然而對張愛玲來說,這種做法是太多過多情,她拒絕讓這筆錢承載未到的未來紀念任務,而採取了「錢就是錢」,把它花掉換到自己「當下」想要的東西。不為未來作準備,將所有資源在能夠運用的時候盡情運用,這是沒有明天的人的做法,張愛玲的母親是五四一代人,她和她母親雖然只隔二十多年,但已經是兩種人了。王德威說:「張是寫實主義的高手,生活中的點滴細節,手到擒來,無不能化腐朽為神奇。但這種對物質世界的依偎愛戀,其實建築在相當虛無的生命反思上」[29],實是卻論,值得我們細細咀嚼。

 

 

註解:

[1]劉紹銘,〈緣起〉,劉紹銘、梁秉鈞、許子東編《再讀張愛玲》(香港:牛津大學出版社,2002),頁xii。

[2]張愛玲,〈童言無忌‧錢〉,《流言》(台北:皇冠出版社,1996),頁7。

[3]張愛玲,《小團圓》(北京:北京十月文藝出版社,2009),頁89。

[4]張愛玲著,趙丕慧譯,《雷峰塔》(台北:皇冠出版社,2010),頁210-211。

[5]張愛玲,〈童言無忌‧錢〉,《流言》,頁8。

[6]張愛玲,〈我看蘇青〉,《餘韻》(台北:皇冠出版社,1995),頁86。

[7]張愛玲,〈私語〉,《流言》,頁161。

[8]張愛玲,〈存稿〉,《流言》,頁128-129。

[9]張愛玲,〈我看蘇青〉,《餘韻》,頁85。

[10]張愛玲,〈我看蘇青〉,《餘韻》,頁85。

[11]張愛玲,〈到底是上海人〉,《流言》,頁5657。

[12]張愛玲,〈我看蘇青〉,《餘韻》,頁86。

[13]張愛玲,〈打人〉,《流言》,頁140。

[14]張愛玲,〈童言無忌‧錢〉,《流言》,頁8。

[15]收錄在《小團圓》前言中,張愛玲於一九七五年七月十八日寫給宋淇夫婦的信。

[16]張愛玲,《小團圓》,頁196。

[17]張愛玲,《小團圓》,頁251-253。

[18]張愛玲,《小團圓》,頁254。

[19]張愛玲,〈童言無忌‧錢〉,《流言》,頁8。

[20]張愛玲著,趙丕慧譯,《易經》,頁141。

[21]張愛玲,〈金鎖記〉,《張愛玲小說集》(台北:皇冠出版社,民77),頁174-175

[22]從這點來看,陳芳明說「曹七巧後半生戴著『黃金的枷』活命,抗拒著包括男人在內的各種誘惑,最後維護了自己的尊嚴。」是有點奇怪的說法。陳芳明,〈毀滅與永恆──張愛玲的文學精神〉,《危樓夜讀》(台北:聯合文學出版社,民85),頁33。

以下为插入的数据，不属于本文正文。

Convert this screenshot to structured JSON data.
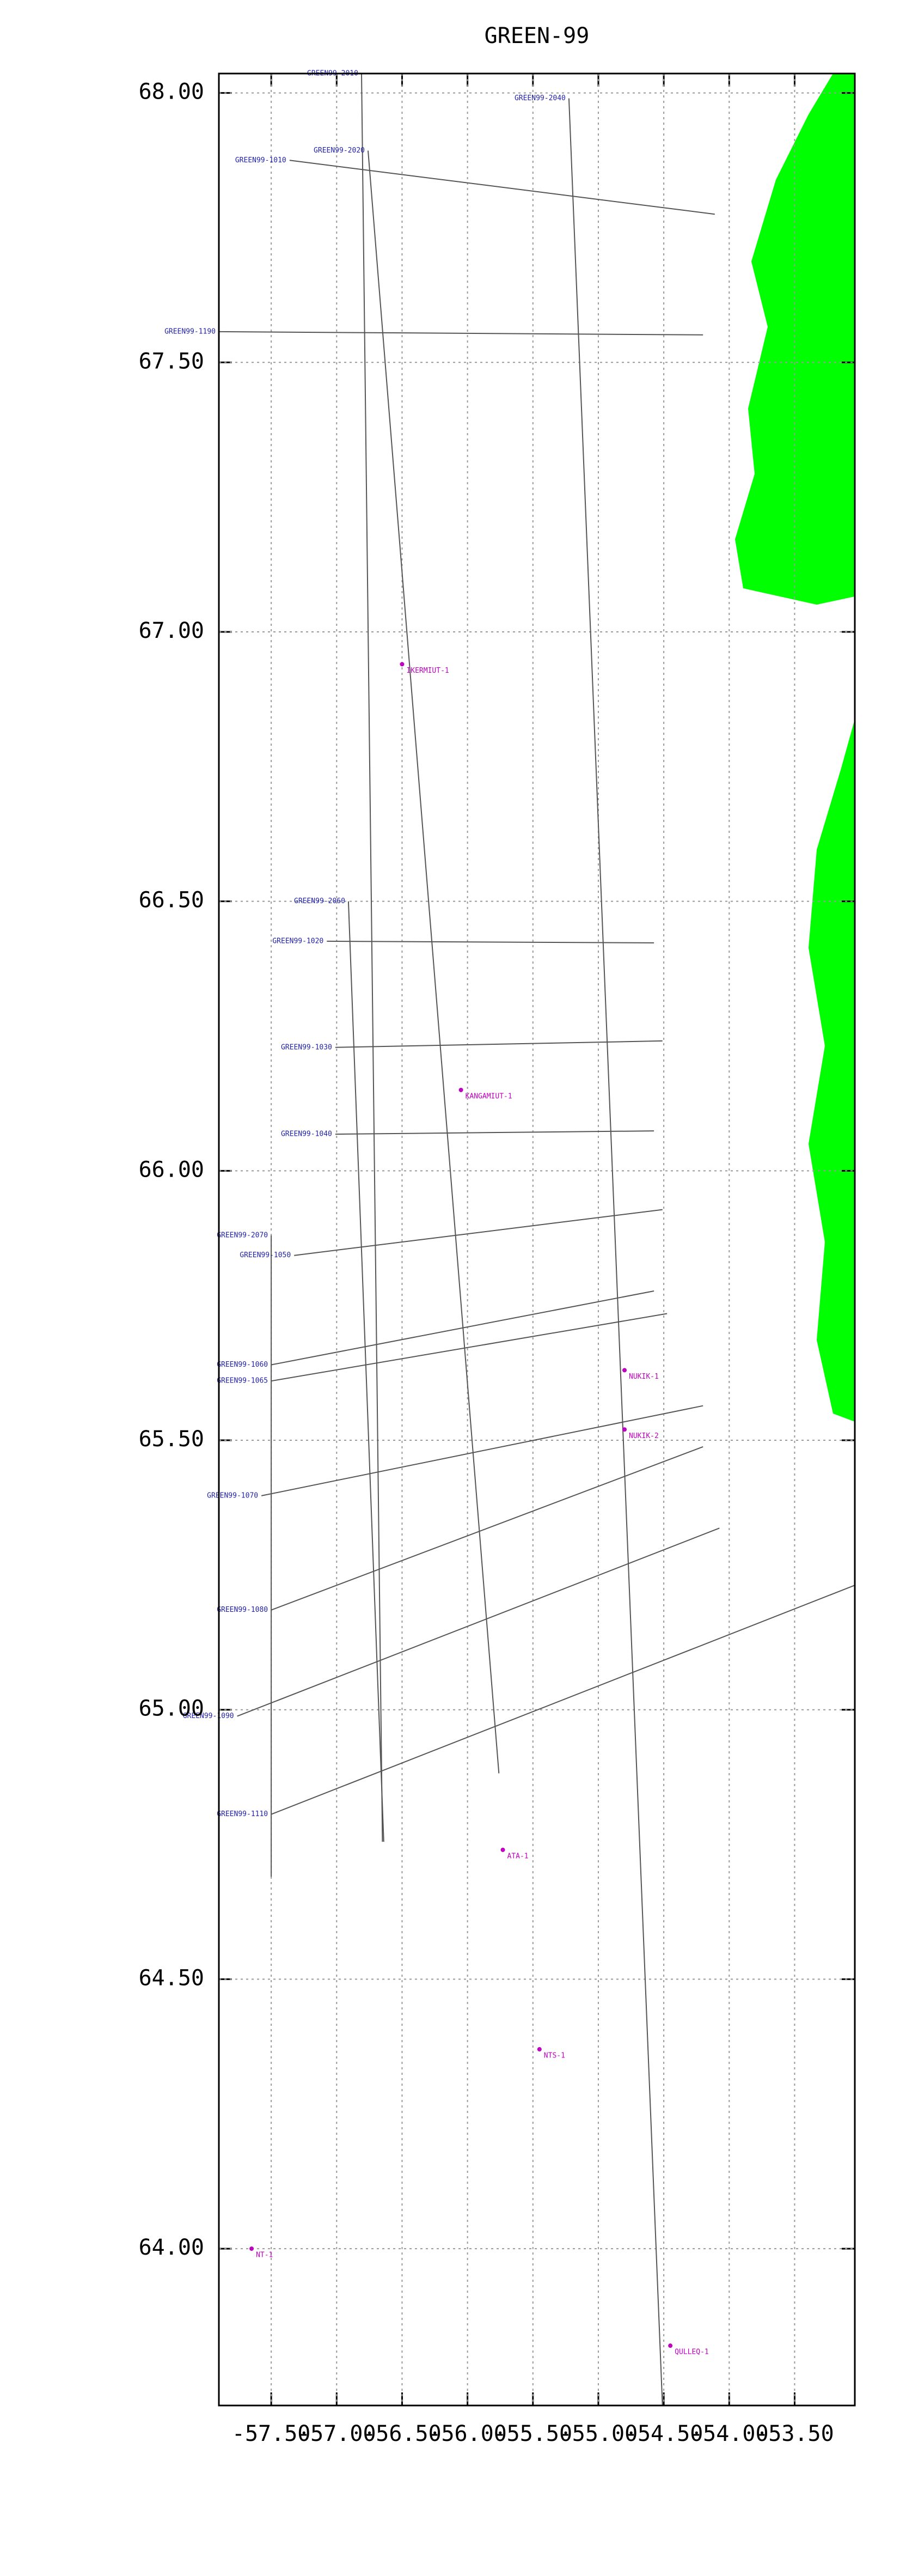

[23]轉引自劉紹銘,〈張愛玲的散文〉,收於《張愛玲的文字世界》(台北:九歌文庫,民96),頁86。

[24]張愛玲,〈花凋〉,《張愛玲小說集》,頁481。

[25]張愛玲,〈花凋〉,《張愛玲小說集》,頁482。

[26]張愛玲,〈沉香屑──第一爐香〉,《張愛玲小說集》,頁333。

[27]張愛玲,〈我看蘇青〉,《餘韻》,頁93。

[28]張愛玲,〈童言無忌‧錢〉,《流言》,頁7。

[29]王德威,〈落地的麥子不死──張愛玲的文學影響力與「張派」作家的超越之路〉,收於子通、亦清主編,《張愛玲評說六十年》,頁368。